現在、基本方針の改定を内閣府障害者政策委員会で議論している。現在も各省庁に相談窓口があり、問題を改善していただいている。しかし、課題によってはどの省庁が担当かわからずに、たどり着けず、結局解決しないことがある。
たとえば、映画は、日本映画は文化庁、洋画は経産省、映画館は厚労省。一般の人はこれわからない。飲食店も業務形態によって担当省庁違う。
こういった迷子問題を解消するために、ワンストップ相談窓口を創設し、そこに連絡したら担当省庁に繋いでいただける仕組みを作って欲しい。
■鉄道駅バリアフリー料金制度に関連し、ホーム全体の段差と隙間の解消の推進。
関東の事業者は2箇所程度の段差と隙間の解消が多い。都市部では新型車両はすべての車両に車椅子スペースが設けられている。すべての乗降口から単独で乗降できるようにホーム全体を整備し、すべての乗降口から単独で乗降できるように整備してほしい。

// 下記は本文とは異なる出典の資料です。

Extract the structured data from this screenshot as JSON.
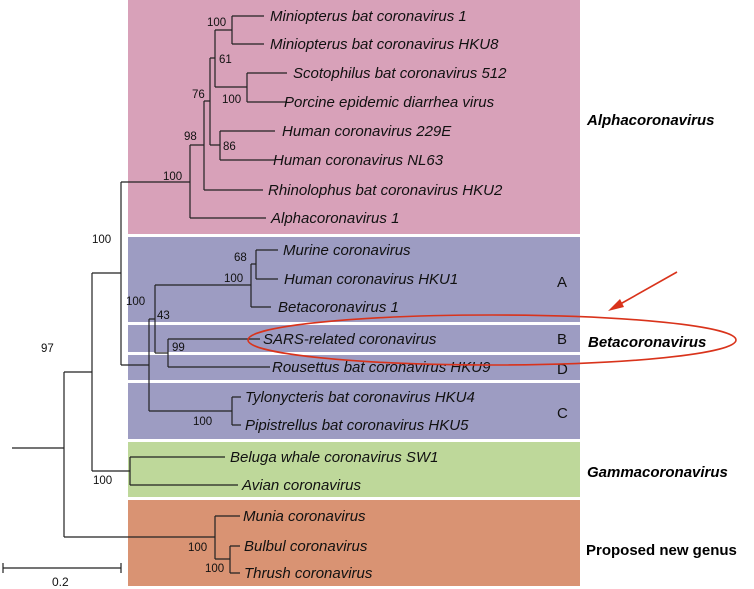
{
  "colors": {
    "alpha_bg": "#d8a1b9",
    "beta_bg": "#9d9cc2",
    "gamma_bg": "#bed89a",
    "proposed_bg": "#d99373",
    "annotation_red": "#d9331b"
  },
  "genera": {
    "alpha": "Alphacoronavirus",
    "beta": "Betacoronavirus",
    "gamma": "Gammacoronavirus",
    "proposed": "Proposed new genus"
  },
  "subgroups": {
    "a": "A",
    "b": "B",
    "c": "C",
    "d": "D"
  },
  "taxa": [
    "Miniopterus bat coronavirus 1",
    "Miniopterus bat coronavirus HKU8",
    "Scotophilus bat coronavirus 512",
    "Porcine epidemic diarrhea virus",
    "Human coronavirus 229E",
    "Human coronavirus NL63",
    "Rhinolophus bat coronavirus HKU2",
    "Alphacoronavirus 1",
    "Murine coronavirus",
    "Human coronavirus HKU1",
    "Betacoronavirus 1",
    "SARS-related coronavirus",
    "Rousettus bat coronavirus HKU9",
    "Tylonycteris bat coronavirus HKU4",
    "Pipistrellus bat coronavirus HKU5",
    "Beluga whale coronavirus SW1",
    "Avian coronavirus",
    "Munia coronavirus",
    "Bulbul coronavirus",
    "Thrush coronavirus"
  ],
  "bootstrap": {
    "mini": "100",
    "scoto_pedv": "100",
    "mini_scoto": "61",
    "hcov_229e_nl63": "86",
    "alpha_inner": "76",
    "alpha_rhino": "98",
    "alpha_root": "100",
    "murine_hku1": "68",
    "beta_a": "100",
    "beta_bd": "99",
    "beta_abd": "43",
    "beta_c": "100",
    "beta_root": "100",
    "alpha_beta": "100",
    "gamma": "100",
    "ingroup": "97",
    "proposed_inner": "100",
    "proposed_root": "100"
  },
  "scale_bar": {
    "label": "0.2"
  }
}
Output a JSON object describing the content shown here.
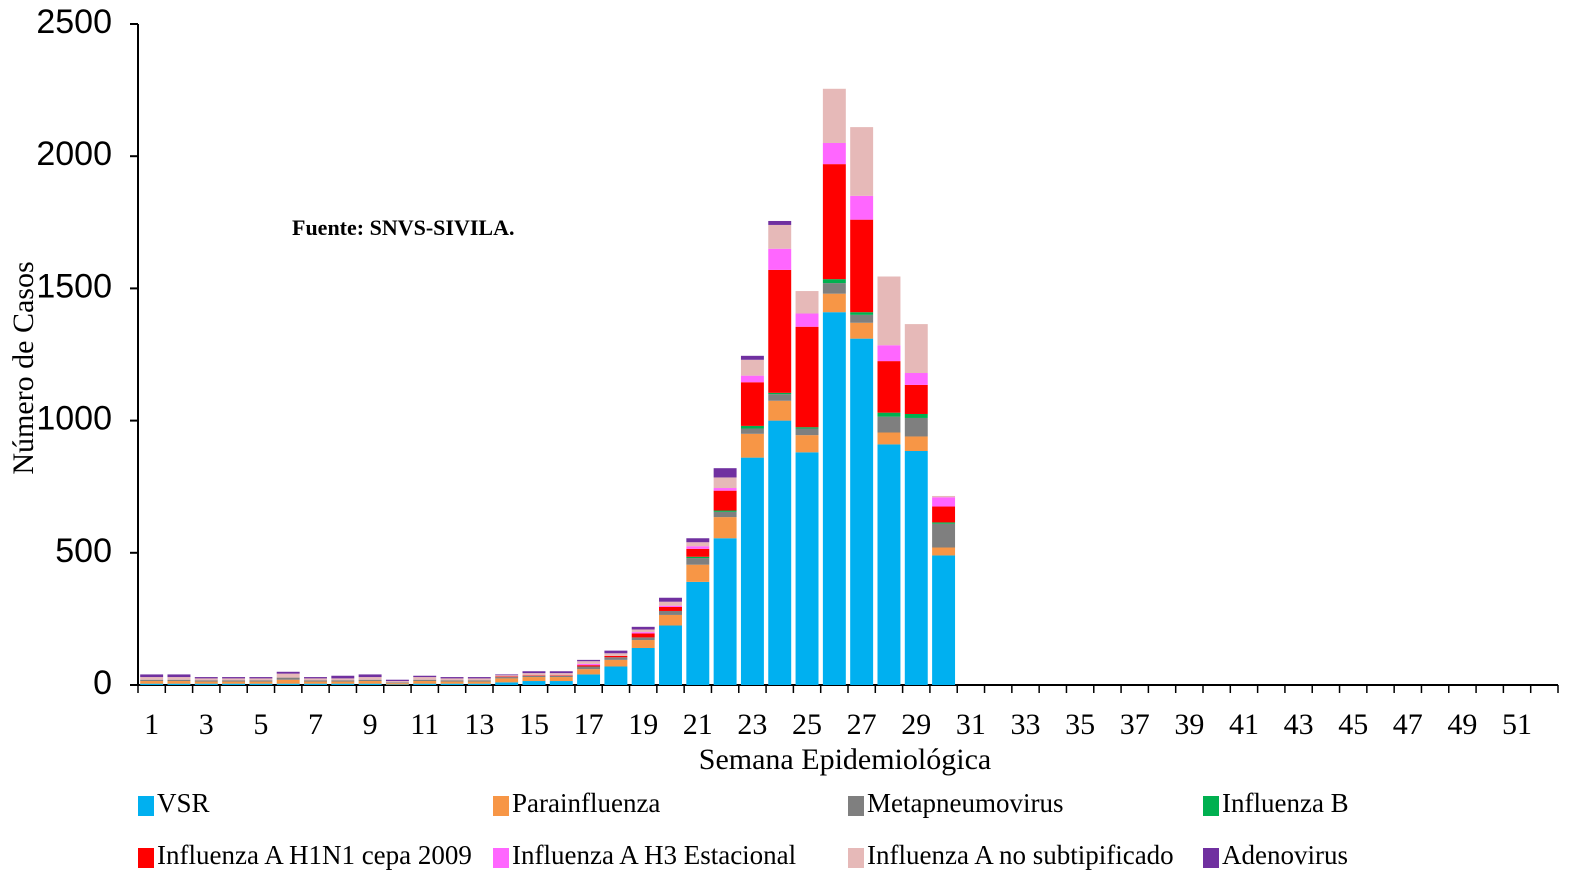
{
  "chart_data": {
    "type": "stacked_bar",
    "xlabel": "Semana Epidemiológica",
    "ylabel": "Número de Casos",
    "annotation": "Fuente: SNVS-SIVILA.",
    "categories": [
      1,
      null,
      3,
      null,
      5,
      null,
      7,
      null,
      9,
      null,
      11,
      null,
      13,
      null,
      15,
      null,
      17,
      null,
      19,
      null,
      21,
      null,
      23,
      null,
      25,
      null,
      27,
      null,
      29,
      null,
      31,
      null,
      33,
      null,
      35,
      null,
      37,
      null,
      39,
      null,
      41,
      null,
      43,
      null,
      45,
      null,
      47,
      null,
      49,
      null,
      51,
      null
    ],
    "ylim": [
      0,
      2500
    ],
    "yticks": [
      0,
      500,
      1000,
      1500,
      2000,
      2500
    ],
    "grid": false,
    "series": [
      {
        "name": "VSR",
        "color": "#00b0f0",
        "values": [
          5,
          5,
          5,
          5,
          5,
          5,
          5,
          5,
          5,
          2,
          5,
          5,
          5,
          10,
          15,
          15,
          40,
          70,
          140,
          225,
          390,
          555,
          860,
          1000,
          880,
          1410,
          1310,
          910,
          885,
          490,
          null,
          null,
          null,
          null,
          null,
          null,
          null,
          null,
          null,
          null,
          null,
          null,
          null,
          null,
          null,
          null,
          null,
          null,
          null,
          null,
          null,
          null
        ]
      },
      {
        "name": "Parainfluenza",
        "color": "#f79646",
        "values": [
          10,
          10,
          8,
          8,
          8,
          15,
          8,
          8,
          10,
          5,
          10,
          8,
          8,
          15,
          15,
          15,
          20,
          25,
          30,
          40,
          65,
          80,
          90,
          75,
          65,
          70,
          60,
          45,
          55,
          30,
          null,
          null,
          null,
          null,
          null,
          null,
          null,
          null,
          null,
          null,
          null,
          null,
          null,
          null,
          null,
          null,
          null,
          null,
          null,
          null,
          null,
          null
        ]
      },
      {
        "name": "Metapneumovirus",
        "color": "#7f7f7f",
        "values": [
          5,
          5,
          5,
          5,
          5,
          8,
          5,
          5,
          5,
          3,
          5,
          5,
          5,
          5,
          5,
          5,
          10,
          10,
          10,
          15,
          25,
          20,
          20,
          25,
          25,
          40,
          30,
          60,
          70,
          90,
          null,
          null,
          null,
          null,
          null,
          null,
          null,
          null,
          null,
          null,
          null,
          null,
          null,
          null,
          null,
          null,
          null,
          null,
          null,
          null,
          null,
          null
        ]
      },
      {
        "name": "Influenza B",
        "color": "#00b050",
        "values": [
          0,
          0,
          0,
          0,
          0,
          0,
          0,
          0,
          0,
          0,
          0,
          0,
          0,
          0,
          0,
          0,
          0,
          0,
          0,
          0,
          5,
          5,
          10,
          5,
          5,
          15,
          10,
          15,
          15,
          5,
          null,
          null,
          null,
          null,
          null,
          null,
          null,
          null,
          null,
          null,
          null,
          null,
          null,
          null,
          null,
          null,
          null,
          null,
          null,
          null,
          null,
          null
        ]
      },
      {
        "name": "Influenza A H1N1 cepa 2009",
        "color": "#ff0000",
        "values": [
          0,
          0,
          0,
          0,
          0,
          0,
          0,
          0,
          0,
          0,
          0,
          0,
          0,
          2,
          2,
          2,
          5,
          5,
          15,
          15,
          30,
          75,
          165,
          465,
          380,
          435,
          350,
          195,
          110,
          60,
          null,
          null,
          null,
          null,
          null,
          null,
          null,
          null,
          null,
          null,
          null,
          null,
          null,
          null,
          null,
          null,
          null,
          null,
          null,
          null,
          null,
          null
        ]
      },
      {
        "name": "Influenza A H3 Estacional",
        "color": "#ff66ff",
        "values": [
          0,
          0,
          0,
          0,
          0,
          0,
          0,
          0,
          0,
          0,
          0,
          0,
          0,
          0,
          0,
          0,
          5,
          0,
          5,
          5,
          10,
          10,
          25,
          80,
          50,
          80,
          90,
          60,
          45,
          35,
          null,
          null,
          null,
          null,
          null,
          null,
          null,
          null,
          null,
          null,
          null,
          null,
          null,
          null,
          null,
          null,
          null,
          null,
          null,
          null,
          null,
          null
        ]
      },
      {
        "name": "Influenza A no subtipificado",
        "color": "#e6b9b8",
        "values": [
          10,
          10,
          7,
          7,
          7,
          15,
          7,
          7,
          10,
          5,
          10,
          7,
          7,
          5,
          8,
          8,
          10,
          10,
          10,
          15,
          15,
          40,
          60,
          90,
          85,
          205,
          260,
          260,
          185,
          5,
          null,
          null,
          null,
          null,
          null,
          null,
          null,
          null,
          null,
          null,
          null,
          null,
          null,
          null,
          null,
          null,
          null,
          null,
          null,
          null,
          null,
          null
        ]
      },
      {
        "name": "Adenovirus",
        "color": "#7030a0",
        "values": [
          10,
          10,
          5,
          5,
          5,
          7,
          5,
          10,
          10,
          5,
          5,
          5,
          5,
          3,
          7,
          7,
          5,
          10,
          10,
          15,
          15,
          35,
          15,
          15,
          0,
          0,
          0,
          0,
          0,
          0,
          null,
          null,
          null,
          null,
          null,
          null,
          null,
          null,
          null,
          null,
          null,
          null,
          null,
          null,
          null,
          null,
          null,
          null,
          null,
          null,
          null,
          null
        ]
      }
    ]
  }
}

■TOKYO2020アクセシビリティ・ガイドラインの義務基準への反映。
東京オリパラ後に各地で建設されたスタジアムは、残念な整備が多い。東京オリパラで実現したことが引き継がれずに、以前の古い基準で整備されてしまっている。原因は、国基準ではガイドラインしかないため。国基準で義務化に反映することが必要。
むすびに
参加された議員からは、「わかりやすい窓口が必要。全部つながるワンストップ窓口を作る必要あり」「参議院選挙、選挙公報のバリアフリー化の推進」「先日起きた奈良の視覚障害者の踏切事故への対策が必要」といった意見が出されました。
障害者団体からは当日の口頭だけでなく、事前に要望書が出され、省庁からの回答も頂いております。今回も多くの要望が出されましたが、ぜひとも各省庁におかれましては、真摯に受け止めていただき、さらなる取り組みをお願い致します。